One of the reasons they are able to do it, aside from the fact that they are the most powerful class grouping, is that the national question has not been solved in the Arabian Peninsula.
Europe, on the other hand, is in some respects united. It is true that it is divided among the imperialists, but it has an Economic Community, it has a Common Market. It is developing all sorts of mechanisms to unify, which is also a task of bourgeois democracy in the imperialist epoch. But this is not happening in the Arab region. Of course, a great deal of the unity-mongering in Europe for decades has been to achieve a united anti-communist front under NATO, led by U.S. imperialism.
Marxists, in common with all progressive anti-imperialist and socialist forces, particularly in the working class movement, look forward to a unification of the Arabian Peninsula. It goes without saying, of course, that this does not at all mean the subjugation of one nation, the dominance of one over the other.
The self-determination of each nation is the sine qua non for its liberation, as well as for its unification. It is not an easy task, of course, given the pervasive influence and hegemony of imperialism. But without it, all talk of unification becomes a cover for other deleterious objectives.
There was a short-lived political union of Egypt, Syria and Yemen in the United Arab Republic from 1958 to 1961. This might have been a tremendous step forward, had it not had some of the negative elements of the bourgeois democratic revolution, such as domination of the smaller by the larger, and had it not been conceived partly as an effort to deter the growth and influence of the communist movement, especially in Syria.
But given the over-riding economic and political influence of imperialism, the effort at unification was at best only marginal.
To the Arab people it should not really matter in the long run whether it is Khaddafi who unifies them, or Nasser (who initiated the UAR), or Saddam Hussein, or a rebellious prince from one of the emirates or Saudi Arabia. The question is who will challenge imperialism and unite the Arabian Peninsula, not on the basis of the domination of one nationality over another but on the basis of equality.
Take Germany. At one time, there were a number of German states. When Bismarck decided to unite them in the struggle against France — France, the homeland of the great French Revolution — Marx and Engels agreed that unification of Germany was progressive. It united the German state and also gave an impulse to uniting the workers. They hoped it would lead to a socialist revolution, given the strength of the socialist movement at the time.

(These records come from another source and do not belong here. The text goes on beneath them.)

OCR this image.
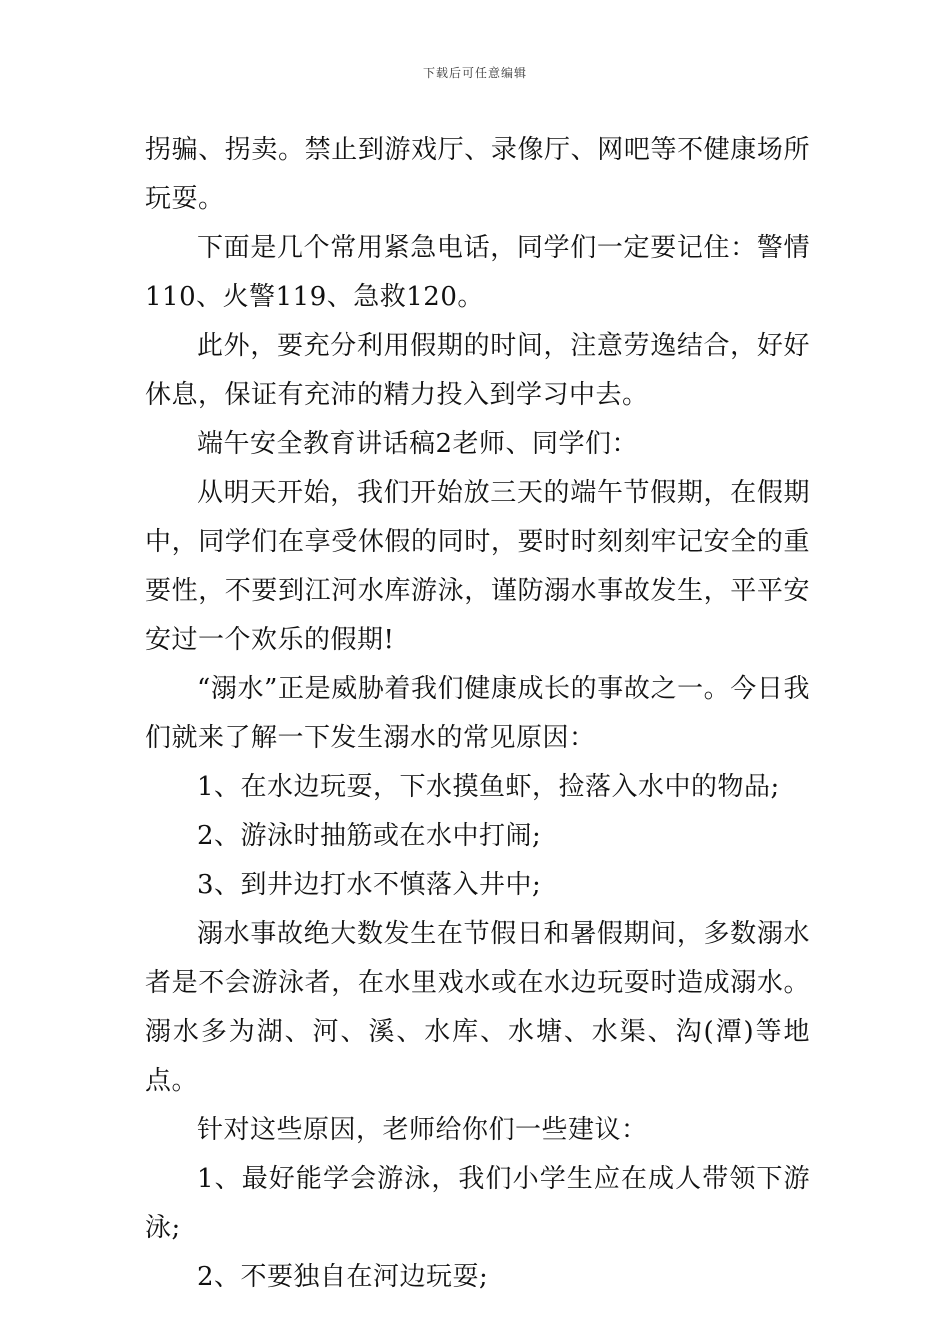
下载后可任意编辑

拐骗、拐卖。禁止到游戏厅、录像厅、网吧等不健康场所玩耍。

下面是几个常用紧急电话，同学们一定要记住：警情110、火警119、急救120。

此外，要充分利用假期的时间，注意劳逸结合，好好休息，保证有充沛的精力投入到学习中去。

端午安全教育讲话稿2老师、同学们：

从明天开始，我们开始放三天的端午节假期，在假期中，同学们在享受休假的同时，要时时刻刻牢记安全的重要性，不要到江河水库游泳，谨防溺水事故发生，平平安安过一个欢乐的假期!

“溺水”正是威胁着我们健康成长的事故之一。今日我们就来了解一下发生溺水的常见原因：

1、在水边玩耍，下水摸鱼虾，捡落入水中的物品;

2、游泳时抽筋或在水中打闹;

3、到井边打水不慎落入井中;

溺水事故绝大数发生在节假日和暑假期间，多数溺水者是不会游泳者，在水里戏水或在水边玩耍时造成溺水。溺水多为湖、河、溪、水库、水塘、水渠、沟(潭)等地点。

针对这些原因，老师给你们一些建议：

1、最好能学会游泳，我们小学生应在成人带领下游泳;

2、不要独自在河边玩耍;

But as soon as Bismarck turned the war with France into one of conquest to capture Alsace-Lorraine, Marx and both the German and the French working class turned sharply and resolutely against Bismarck and his schemes.

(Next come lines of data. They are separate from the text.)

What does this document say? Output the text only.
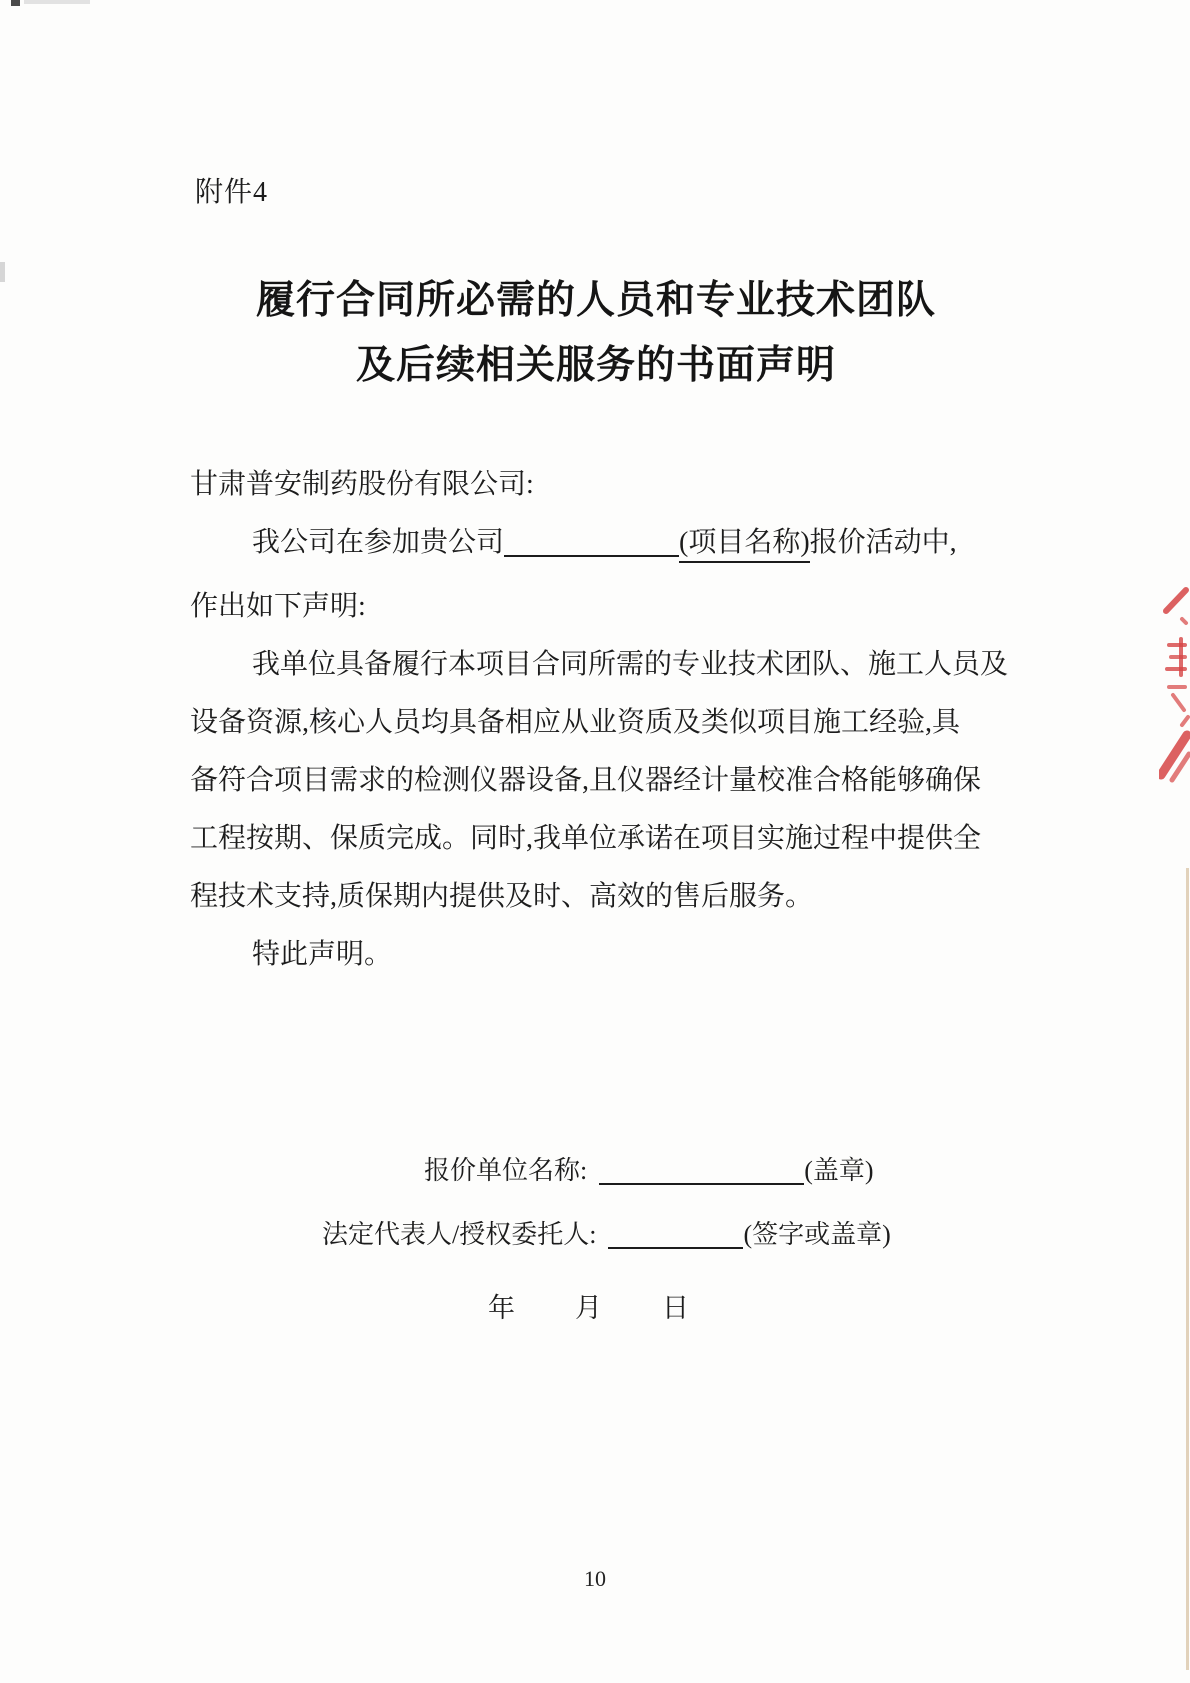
附件4
履行合同所必需的人员和专业技术团队
及后续相关服务的书面声明
甘肃普安制药股份有限公司:
我公司在参加贵公司	(项目名称)报价活动中,
作出如下声明:
我单位具备履行本项目合同所需的专业技术团队、施工人员及
设备资源,核心人员均具备相应从业资质及类似项目施工经验,具
备符合项目需求的检测仪器设备,且仪器经计量校准合格能够确保
工程按期、保质完成。同时,我单位承诺在项目实施过程中提供全
程技术支持,质保期内提供及时、高效的售后服务。
特此声明。
报价单位名称:	(盖章)
法定代表人/授权委托人:	(签字或盖章)
年　　月　　日
10
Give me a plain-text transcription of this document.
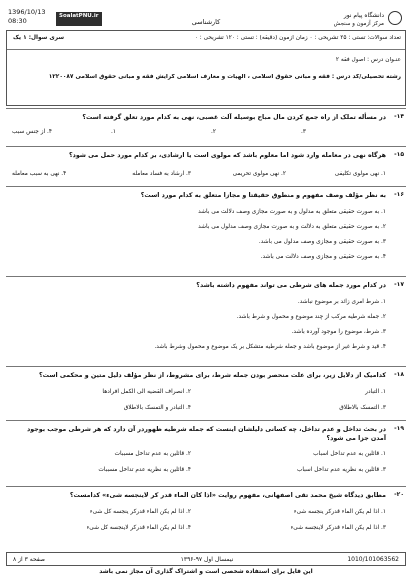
1396/10/13
08:30
SoalatPNU.ir
کارشناسی
دانشگاه پیام نور
مرکز آزمون و سنجش
تعداد سوالات: تستی : ۲۵ تشریحی : ۰ زمان آزمون (دقیقه) : تستی : ۱۲۰ تشریحی : ۰
سری سوال: ۱ یک
عنـوان درس : اصول فقه ۲
رشته تحصیلی/کد درس : فقه و مبانی حقوق اسلامی ، الهیات و معارف اسلامی گرایش فقه و مبانی حقوق اسلامی ۱۲۲۰۰۸۷
۱۴-
در مسأله تملک از راه جمع کردن مال مباح بوسیله آلت غصبی، نهی به کدام مورد تعلق گرفته است؟
۱.	۲.	۳.
۴. از جنس سبب
۱۵-
هرگاه نهی در معامله وارد شود اما معلوم باشد که مولوی است یا ارشادی، بر کدام مورد حمل می شود؟
۱. نهی مولوی تکلیفی
۲. نهی مولوی تحریمی
۳. ارشاد به فساد معامله
۴. نهی به سبب معامله
۱۶-
به نظر مؤلف وصف مفهوم و منطوق حقیقتا و مجازا متعلق به کدام مورد است؟
۱. به صورت حقیقی متعلق به مدلول و به صورت مجازی وصف دلالت می باشد
۲. به صورت حقیقی متعلق به دلالت و به صورت مجازی وصف مدلول می باشد
۳. به صورت حقیقی و مجازی وصف مدلول می باشد.
۴. به صورت حقیقی و مجازی وصف دلالت می باشد.
۱۷-
در کدام مورد جمله های شرطی می تواند مفهوم داشته باشد؟
۱. شرط امری زائد بر موضوع نباشد.
۲. جمله شرطیه مرکب از چند موضوع و محمول و شرط باشد.
۳. شرط، موضوع را موجود آورده باشد.
۴. قید و شرط غیر از موضوع باشد و جمله شرطیه متشکل بر یک موضوع و محمول وشرط باشد.
۱۸-
کدامیک از دلایل زیر، برای علت منحصر بودن جمله شرط، برای مشروط، از نظر مؤلف دلیل متین و محکمی است؟
۱. التبادر
۲. انصراف القضیه الی الکمل افرادها
۳. التمسک بالاطلاق
۴. التبادر و التمسک بالاطلاق
۱۹-
در بحث تداخل و عدم تداخل، چه کسانی دلیلشان اینست که جمله شرطیه ظهوردر آن دارد که هر شرطی موجب بوجود آمدن جزا می شود؟
۱. قائلین به عدم تداخل اسباب
۲. قائلین به عدم تداخل مسببات
۳. قائلین به نظریه عدم تداخل اسباب
۴. قائلین به نظریه عدم تداخل مسببات
۲۰-
مطابق دیدگاه شیخ محمد تقی اصفهانی، مفهوم روایت «اذا کان الماء قدر کر لاینجسه شیء» کدامست؟
۱. اذا لم یکن الماء قدرکر ینجسه شیء
۲. اذا لم یکن الماء قدرکر ینجسه کل شیء
۳. اذا لم یکن الماء قدرکر لاینجسه شیء
۴. اذا لم یکن الماء قدرکر لاینجسه کل شیء
صفحه ۳ از ۸	نیمسال اول ۹۷-۱۳۹۶	1010/101063562
این فایل برای استفاده شخصی است و اشتراک گذاری آن مجاز نمی باشد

France was unified on the same basis.
The United States, on the other hand, is the result of arbitrary annexations — California, Texas, Arizona and the others. The territory annexed extends all the way to Hawaii and Alaska. That's how the U.S. empire was formed. It took in tow a number of nationalities that have been oppressed ever since. We don't agree with any of the annexations, but we note how important they were for capitalist development.
Looking at the struggle on the Arabian Peninsula from the point of view of the unity of the region against imperialism, unification, even if forcible, is not necessarily reactionary if it is done on the basis of equality and autonomy. It depends on the results of the struggle and the motivation.

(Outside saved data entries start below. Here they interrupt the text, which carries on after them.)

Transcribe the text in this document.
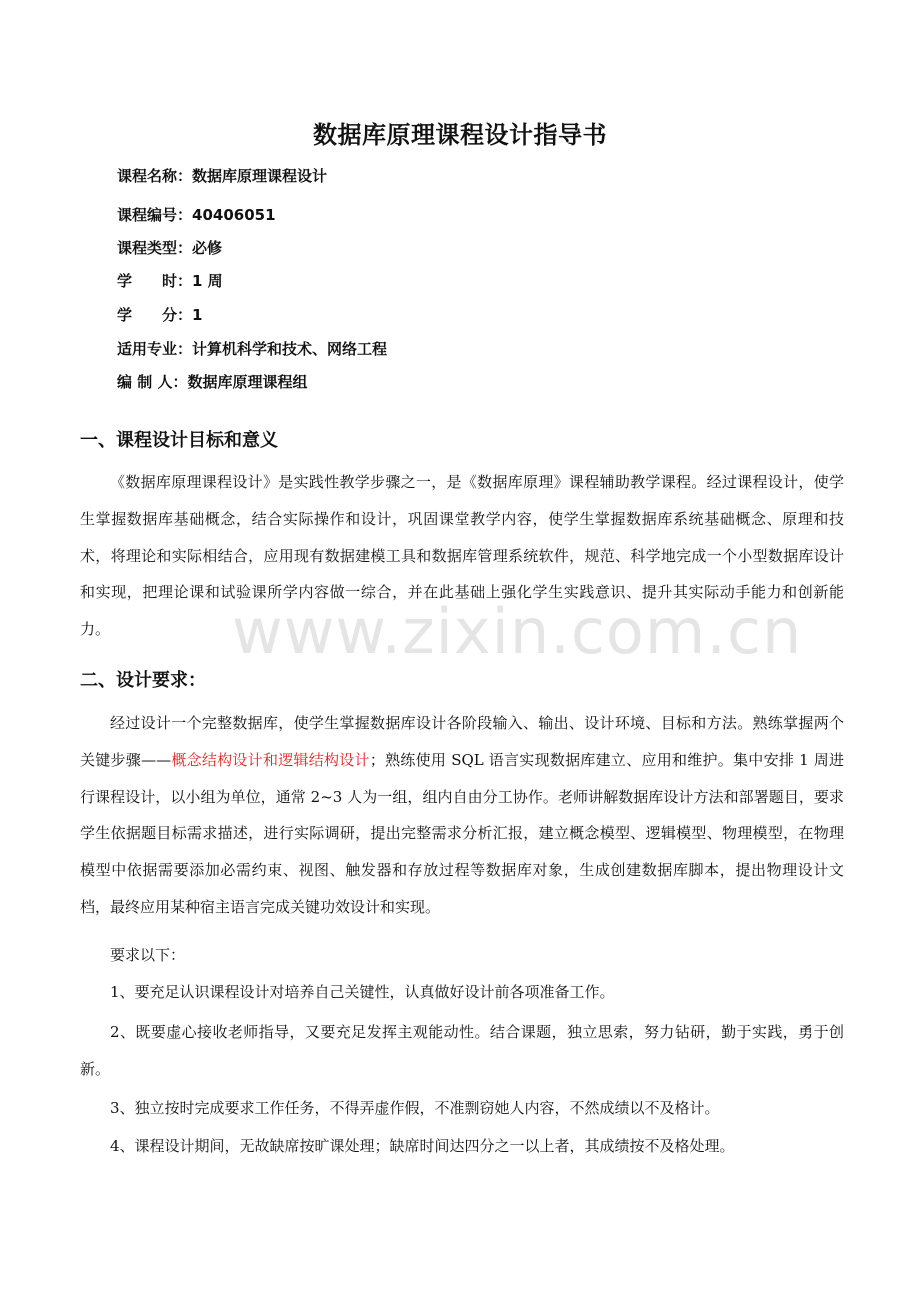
数据库原理课程设计指导书
课程名称：数据库原理课程设计
课程编号：40406051
课程类型：必修
学　　时：1 周
学　　分：1
适用专业：计算机科学和技术、网络工程
编 制 人：数据库原理课程组
一、课程设计目标和意义
《数据库原理课程设计》是实践性教学步骤之一，是《数据库原理》课程辅助教学课程。经过课程设计，使学生掌握数据库基础概念，结合实际操作和设计，巩固课堂教学内容，使学生掌握数据库系统基础概念、原理和技术，将理论和实际相结合，应用现有数据建模工具和数据库管理系统软件，规范、科学地完成一个小型数据库设计和实现，把理论课和试验课所学内容做一综合，并在此基础上强化学生实践意识、提升其实际动手能力和创新能力。
二、设计要求：
经过设计一个完整数据库，使学生掌握数据库设计各阶段输入、输出、设计环境、目标和方法。熟练掌握两个关键步骤——概念结构设计和逻辑结构设计；熟练使用 SQL 语言实现数据库建立、应用和维护。集中安排 1 周进行课程设计，以小组为单位，通常 2~3 人为一组，组内自由分工协作。老师讲解数据库设计方法和部署题目，要求学生依据题目标需求描述，进行实际调研，提出完整需求分析汇报，建立概念模型、逻辑模型、物理模型，在物理模型中依据需要添加必需约束、视图、触发器和存放过程等数据库对象，生成创建数据库脚本，提出物理设计文档，最终应用某种宿主语言完成关键功效设计和实现。
要求以下：
1、要充足认识课程设计对培养自己关键性，认真做好设计前各项准备工作。
2、既要虚心接收老师指导，又要充足发挥主观能动性。结合课题，独立思索，努力钻研，勤于实践，勇于创新。
3、独立按时完成要求工作任务，不得弄虚作假，不准剽窃她人内容，不然成绩以不及格计。
4、课程设计期间，无故缺席按旷课处理；缺席时间达四分之一以上者，其成绩按不及格处理。
www.zixin.com.cn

Isn't it a fact that Bolivar in South America attempted the same thing — to unite all the separate republics?
Why was it okay for Bismarck, okay for the U.S., okay for France, but wrong for Saddam Hussein and the Revolutionary Command Council?
If it were just an arbitrary seizure, unrelated to a broader dispute, it certainly would be a question that the Arab people should decide, even if that meant their forceful intervention. But the question is how to intervene without giving aid and comfort to the imperialists and opening the door to them. How do you do that?
Let's assume (but not concede) that it was done wrongfully, that Kuwait was independent, and that Saddam Hussein arbitrarily decided it was time for Iraq to take over this area for nationalist purposes alone, unrelated to Arab unity, unrelated to the Palestinian question. If they could avoid imperialist intervention, then it would be correct for the other Arab states to oppose it. Once it was agreed that it was wrongfully done without relationship to borders or history, a good case could be made among the Arab states as to what was wrong and what was right. Does it help Arab unity? Does it do harm in the struggle against imperialism?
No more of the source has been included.